Four states have implemented various versions of it. 

Often when a family is reported to a child welfare system, it’s a second or third or fourth report, Kohl said. 

“It’s not unusual for a family to enter our system multiple times,” she said. “That’s one of the things we must do — make sure families are getting services at the first point of contact. It could save both human cost and economical cost if we could intervene sooner.”

“As we talk about data, social workers need to know how to use that data. They should be trained to use it — to analyze and interpret it and make decisions.”

Social Work Education

Messing said information about gender-based violence can be incorporated in a range of student’s courses, including human behavior, diversity and policy.

“I think we could infuse the social work curriculum with more information to ensure students leave social work programs able to assess gender-based violence and intervene when they see it in their practices,” she said. 

Arizona State University developed a certificate on domestic violence, she said.

Bent-Goodley said she talks about it in her policy classes.

“Some could be included in HBSE classes and research classes,” she said. “So many courses present the opportunity to talk about domestic violence so students know what it is and what they should and shouldn’t do in how they respond.”

“Including it in courses would be helpful, and having a specialized course is even better,” Bent-Goodley said. “Just hearing it one time is not enough. As you learn more, you understand it better. The psychology of why it exists, how it shows up and how pervasive it is are just some of the areas a practitioner should understand.” Kulkarni agrees about coursework and believes all field instructors should be involved.

“Some may be very knowledgeable, and some may not know about practices,” she said. “I think that’s another link that could be stronger.”

Political Challenges

“Rape and Sexual Assault: A Renewed Call to Action,” is a January 2014 report by the Obama administration’s White House Council on Women and Girls.

The Trump administration removed the report from the White House website, according to Aug. 30 and Sept. 1 reports on the Huffington Post website.

In the current political climate, many social programs and services have been or are being eyed for cuts.
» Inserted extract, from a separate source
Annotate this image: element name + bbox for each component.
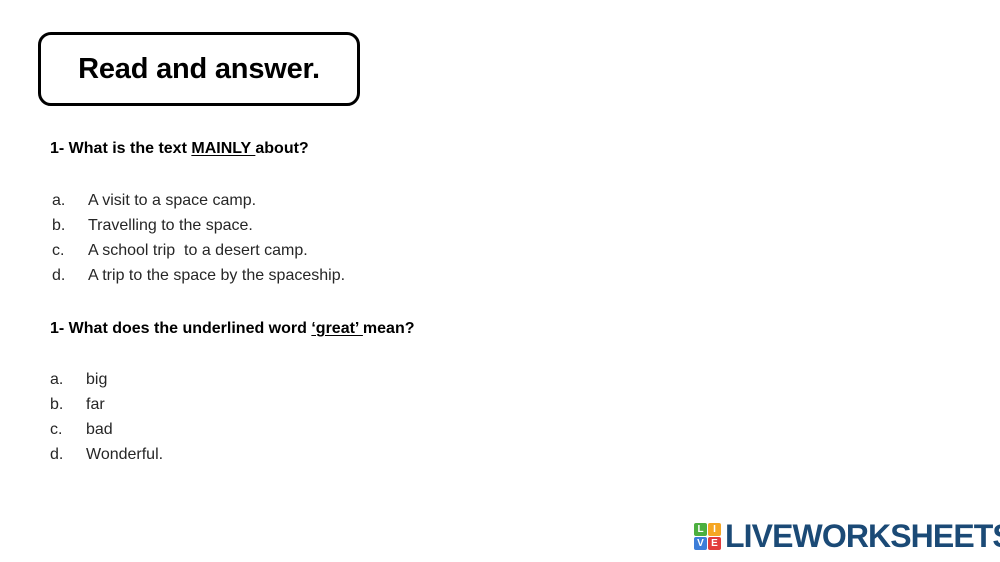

“That is the challenge,” Kohl said. “In this political-based climate, I think we have to ensure that our voices are being heard and that data is part of the discussion. As a researcher, I have to say that science does matter.”

Kulkarni said working at the local level is important.

Cross-sector collaboration also is possible, especially on issues like prevention, teen violence and substance abuse, she said.

“I think we can create more capacity within the community,” Kulkarni said. “It’s tough when money is part of it, but we can educate our constituencies on how it matters and how it affects the bottom line. Data show prevention is cost-effective. We can take that message out to policymakers.”

Social Work’s Role

Kohl said the role for social work is “across the board,” from practitioners and facilitators to policymakers to program directors within organizations — or by leading those groups.

Social work, said Bent-Goodley, offers a unique lens: the ability to see both the macro and the micro and the ability to respond. 

Messing said social workers see people in their own environments and help people harness their own strengths.

Kulkarni believes social work can address this issue because practitioners are embedded in so many systems — like police departments, schools and hospitals.

“We’re really positioned to educate and advocate and intervene,” she said. “I think it’s ours to own if we want it.”

Barth said: “We need to take the lead on this. We have much to give to it, and we have much to accomplish.”